Given the coverage of AI, both positive and negative, we thought it would be a good time to share recent learning experiences to assist progressive marketers in approaching the use of AI in a positive manner. The central message is “don’t ignore it, or be afraid, embrace it to your advantage!” Those of us that do embrace it will be at a significant advantage compared to those who don’t.
Saving Time
AI applications are now at the point where they can be used for a wide range of time-consuming marketing tasks. From creating imagery and animation right through to writing copy and blogs (not this one!). It can also undertake more challenging tasks like curating brand guidelines, plans and strategy. However, the one common denominator across all these elements is that they won’t work without the correct human inputs, right through the process.
The Process
At the outset, the correct instructions are critical, like the way we use search engines, or any piece of software – the garbage in garbage out principle. Quality instructions will always yield superior results. This “prompt engineering” is a rapidly developing critical skillset and there are now some job roles that focus purely on this. Generative AI works best when given well worded, detailed prompts or examples. Time spent developing and perfecting these skills will reap the greatest rewards.
The Output
Also, time taken to carefully consider the AI output and adapt it to your precise needs is crucial. Just because it’s produced by AI it doesn’t mean it’s right, relevant or indeed has standout. Marketing is often a very subjective exercise, and a marketer needs to make decisions and adapt things to work in a marketing context. Marketers must take ultimate responsibility as they know their market, their stakeholders and understand the nuances that may be missed by AI. Ideally, the creative process is enhanced because you have more time to refine and improve the outputs because AI has done the heavy lifting for you.

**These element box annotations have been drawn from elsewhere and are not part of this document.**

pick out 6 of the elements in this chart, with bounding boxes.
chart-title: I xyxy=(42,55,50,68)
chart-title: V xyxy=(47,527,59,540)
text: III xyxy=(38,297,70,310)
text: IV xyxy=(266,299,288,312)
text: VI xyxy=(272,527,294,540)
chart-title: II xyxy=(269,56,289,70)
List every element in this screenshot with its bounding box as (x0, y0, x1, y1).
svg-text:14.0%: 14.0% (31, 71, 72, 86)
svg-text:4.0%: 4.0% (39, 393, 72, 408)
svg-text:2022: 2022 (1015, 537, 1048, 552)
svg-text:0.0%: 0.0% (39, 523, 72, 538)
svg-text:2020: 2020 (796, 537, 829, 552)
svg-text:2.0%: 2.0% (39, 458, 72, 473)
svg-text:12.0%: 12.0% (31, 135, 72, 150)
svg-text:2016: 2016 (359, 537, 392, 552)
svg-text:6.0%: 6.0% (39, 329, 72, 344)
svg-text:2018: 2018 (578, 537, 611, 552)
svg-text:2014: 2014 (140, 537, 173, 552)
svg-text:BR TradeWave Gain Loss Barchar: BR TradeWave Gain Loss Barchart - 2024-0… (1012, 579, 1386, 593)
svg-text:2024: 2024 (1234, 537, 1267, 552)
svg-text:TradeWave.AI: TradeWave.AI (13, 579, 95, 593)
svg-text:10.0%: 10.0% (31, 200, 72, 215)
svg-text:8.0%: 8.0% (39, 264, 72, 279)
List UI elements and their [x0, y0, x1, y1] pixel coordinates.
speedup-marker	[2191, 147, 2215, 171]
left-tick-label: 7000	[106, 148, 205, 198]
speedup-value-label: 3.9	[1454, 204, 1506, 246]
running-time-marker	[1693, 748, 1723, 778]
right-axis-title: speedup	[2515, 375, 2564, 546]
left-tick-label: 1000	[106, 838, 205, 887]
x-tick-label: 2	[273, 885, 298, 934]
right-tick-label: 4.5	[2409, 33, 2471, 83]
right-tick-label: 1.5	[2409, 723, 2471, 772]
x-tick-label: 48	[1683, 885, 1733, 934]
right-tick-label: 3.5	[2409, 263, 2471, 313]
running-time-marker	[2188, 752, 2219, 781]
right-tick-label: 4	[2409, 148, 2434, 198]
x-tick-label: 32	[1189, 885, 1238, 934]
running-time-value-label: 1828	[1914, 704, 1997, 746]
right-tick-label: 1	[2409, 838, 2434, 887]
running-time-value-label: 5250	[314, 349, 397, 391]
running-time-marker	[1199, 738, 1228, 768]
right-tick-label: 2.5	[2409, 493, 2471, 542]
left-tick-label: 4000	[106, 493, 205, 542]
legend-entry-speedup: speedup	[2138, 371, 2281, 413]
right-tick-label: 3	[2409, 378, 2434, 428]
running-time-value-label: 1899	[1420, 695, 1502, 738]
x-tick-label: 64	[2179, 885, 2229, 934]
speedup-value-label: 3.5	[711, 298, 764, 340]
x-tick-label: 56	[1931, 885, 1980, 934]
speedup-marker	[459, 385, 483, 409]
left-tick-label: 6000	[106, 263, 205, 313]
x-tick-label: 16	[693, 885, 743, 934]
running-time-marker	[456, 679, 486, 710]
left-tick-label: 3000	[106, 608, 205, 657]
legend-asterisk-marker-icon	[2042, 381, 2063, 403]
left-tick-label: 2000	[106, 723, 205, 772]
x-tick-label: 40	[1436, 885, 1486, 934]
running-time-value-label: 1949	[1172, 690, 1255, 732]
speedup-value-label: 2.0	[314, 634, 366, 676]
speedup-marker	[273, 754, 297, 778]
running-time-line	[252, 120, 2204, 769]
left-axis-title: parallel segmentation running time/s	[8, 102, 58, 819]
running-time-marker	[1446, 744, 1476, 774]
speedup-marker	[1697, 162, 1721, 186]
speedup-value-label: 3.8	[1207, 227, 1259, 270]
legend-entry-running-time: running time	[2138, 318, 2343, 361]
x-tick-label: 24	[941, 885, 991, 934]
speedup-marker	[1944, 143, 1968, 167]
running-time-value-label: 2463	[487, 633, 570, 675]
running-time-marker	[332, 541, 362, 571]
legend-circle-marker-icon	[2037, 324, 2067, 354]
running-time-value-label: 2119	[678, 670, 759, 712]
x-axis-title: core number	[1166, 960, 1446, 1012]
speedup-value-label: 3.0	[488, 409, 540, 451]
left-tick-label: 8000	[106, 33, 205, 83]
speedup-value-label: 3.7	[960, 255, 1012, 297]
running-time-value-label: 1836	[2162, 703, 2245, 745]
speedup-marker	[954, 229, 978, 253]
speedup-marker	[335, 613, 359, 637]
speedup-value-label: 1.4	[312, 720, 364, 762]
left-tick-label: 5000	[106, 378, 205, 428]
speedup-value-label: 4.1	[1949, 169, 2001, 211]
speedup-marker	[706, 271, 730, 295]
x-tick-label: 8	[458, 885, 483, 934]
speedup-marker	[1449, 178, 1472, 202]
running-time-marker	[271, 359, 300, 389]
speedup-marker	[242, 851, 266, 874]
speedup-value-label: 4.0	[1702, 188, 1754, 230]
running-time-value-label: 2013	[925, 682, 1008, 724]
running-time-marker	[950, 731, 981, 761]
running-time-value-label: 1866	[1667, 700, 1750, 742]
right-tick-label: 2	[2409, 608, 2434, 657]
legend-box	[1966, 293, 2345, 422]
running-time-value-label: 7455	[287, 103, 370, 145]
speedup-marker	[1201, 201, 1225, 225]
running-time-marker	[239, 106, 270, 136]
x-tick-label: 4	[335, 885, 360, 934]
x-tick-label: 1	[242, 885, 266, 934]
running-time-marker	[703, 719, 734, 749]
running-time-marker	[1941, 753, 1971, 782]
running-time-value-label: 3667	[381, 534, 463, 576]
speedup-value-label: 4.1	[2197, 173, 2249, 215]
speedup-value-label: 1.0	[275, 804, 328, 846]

There is also a learning loop at play here – you now have time to improve the inputs to get better outputs and a better overall result.
Examples
Let’s take an example of a marketing campaign and see where AI could be used. The campaign is marketing for a personal loan. AI could help with the following tasks.
– Competitor analysis
– Proposition development
– Imagery or animation
– Headlines and copy
– Media plans
The Human Touch
This covers many of the key tasks and potentially AI can save you a lot of time. But remember that AI will only present a solution based on what’s been done before and is available publicly. Also, it will probably not know whether a campaign has been successful or not. That ultimate knowledge (or judgement) resides with the marketer so again you must assess whether the campaign stacks up.
AI can help with pretty much all aspects of marketing, saving time and presenting comprehensive outputs, but it is essentially derivative and a curation of what already exists. However, the power lies in the fact that you can use the time saved to refine and improve, then use your judgement and experience to pull it all together into a coherent piece. Hopefully by adding your own finesse to raise the bar in terms of quality.